# Length of a Contract



## Muscles And Brains (21 Apr 2013)

Hi, Currently I'm a reservists with the 34th Signals Reg based in Montreal. I want to join the Military Police after I finish Police Technology at John Abbott College. Does anyone know the general length of a contract? If it changes anything, upon graduation I will have 5 years in the forces and according to most Master Corporal in my reg, they got their ranks in 4 years.


----------



## Eye In The Sky (21 Apr 2013)

Your first contract (Terms of Service) would likely be a Variable Initial Engagement (VIE) of 4 or 5 years.


----------



## MikeL (21 Apr 2013)

Are you planning on enrolling through ROTP(seeing as you posted in the RMC, CMR, ROTP forum)

_*If*_ you become a MCpl in 4-5 years(you may only be a Cpl in that time), and if you do OT/CT to Reg Force MP(NCM) you will become a Cpl. If you completed PLQ in the Reserves it will be one less course to take in the Reg Force.  Also, being a Reservist with X amount of years does not change the VIE length. 

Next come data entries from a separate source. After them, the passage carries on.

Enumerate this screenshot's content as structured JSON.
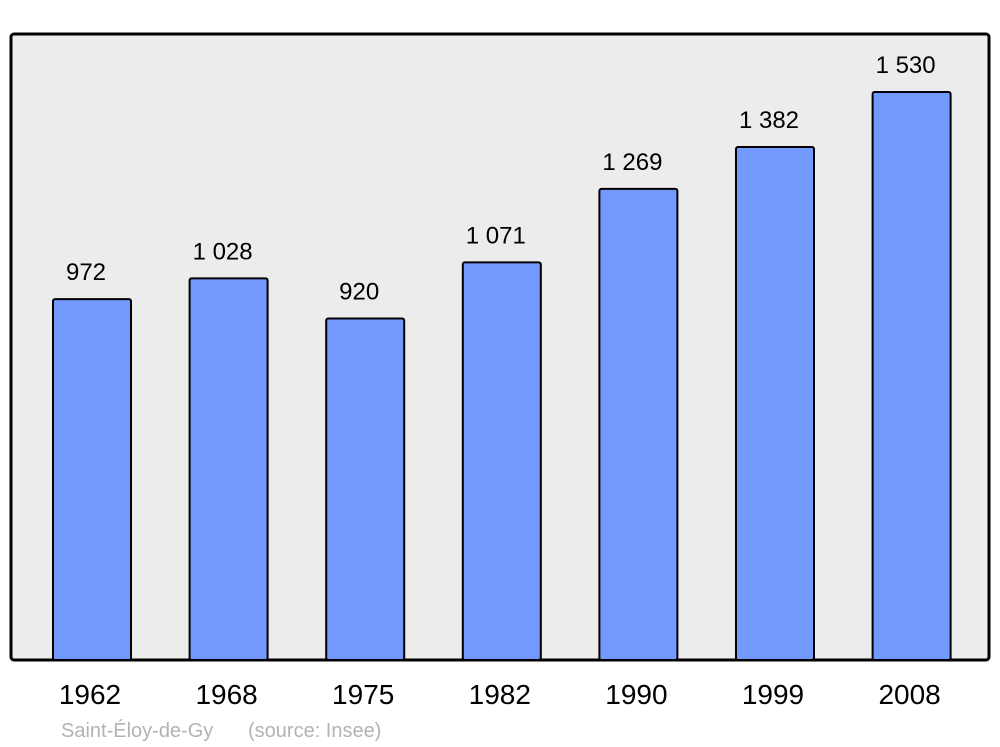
{
  "chart_data": {
    "type": "bar",
    "categories": [
      "1962",
      "1968",
      "1975",
      "1982",
      "1990",
      "1999",
      "2008"
    ],
    "values": [
      972,
      1028,
      920,
      1071,
      1269,
      1382,
      1530
    ],
    "value_labels": [
      "972",
      "1 028",
      "920",
      "1 071",
      "1 269",
      "1 382",
      "1 530"
    ],
    "title": "",
    "xlabel": "",
    "ylabel": "",
    "grid": false,
    "colors": {
      "bar": "#7399ff",
      "background": "#ececec",
      "frame": "#000000"
    }
  },
  "footer": {
    "place": "Saint-Éloy-de-Gy",
    "source": "(source: Insee)"
  }
}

Also, as you are a Private(Recruit)/Pte(R) you have not received your first hook - ref your avatar.


----------



## OYR_Pilot (21 Apr 2013)

Here is a link showing the VIE for each trade : http://army.ca/wiki/index.php/MOSID_and_MOC


----------



## Muscles And Brains (21 Apr 2013)

Thanks everyone for helping me out!


----------



## Eye In The Sky (21 Apr 2013)

That page hasn't been updated in a while.  The TOS Sequence has been updated in Nov 2012 and in Feb 2013, so...


----------



## DAA (22 Apr 2013)

Muscles And Brains said:
			
		

> Hi, Currently I'm a reservists with the 34th Signals Reg based in Montreal. I want to join the Military Police after I finish Police Technology at John Abbott College. Does anyone know the general length of a contract? If it changes anything, upon graduation I will have 5 years in the forces and according to most Master Corporal in my reg, they got their ranks in 4 years.

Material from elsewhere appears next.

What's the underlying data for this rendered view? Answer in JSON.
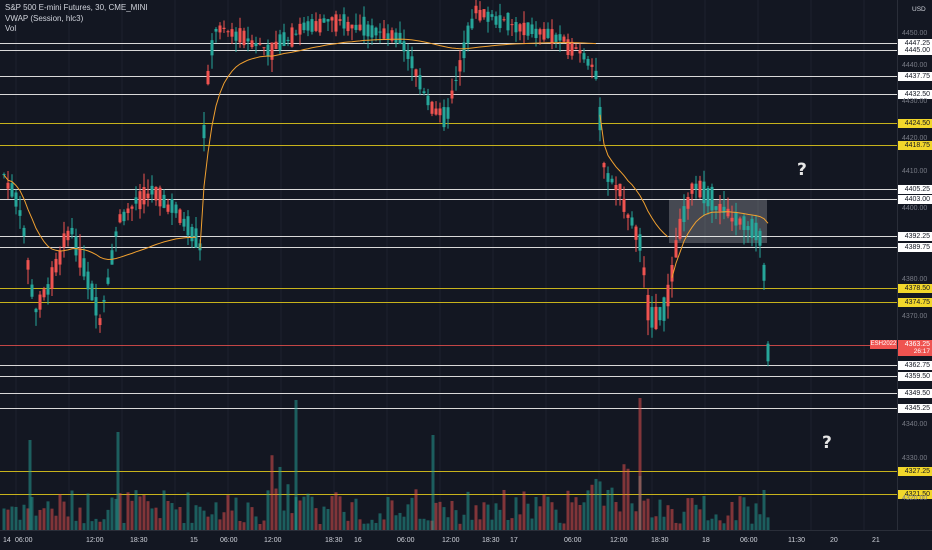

MP TOS Sequence on Enrolment/CT - VIE 5;  CE 5 and then IE 25


----------



## Muscles And Brains (22 Apr 2013)

Ok, please let me know what the abbreviations mean. I'm new to the Forces.


----------



## DAA (22 Apr 2013)

DAA said:
			
		

> MP TOS Sequence on Enrolment/CT - VIE 5;  CE 5 and then IE 25



VIE - Variable Initial Engagement 5 Year
CE - Continuing Engagement 5 Year
IE - Intermediate Engagement 25 Year

In that order.......


----------



## oscarmu272508823 (23 Apr 2013)

Buddy, I think you posted on the wrong place. 

Here is only for ROTP ,CMR, RMC.


----------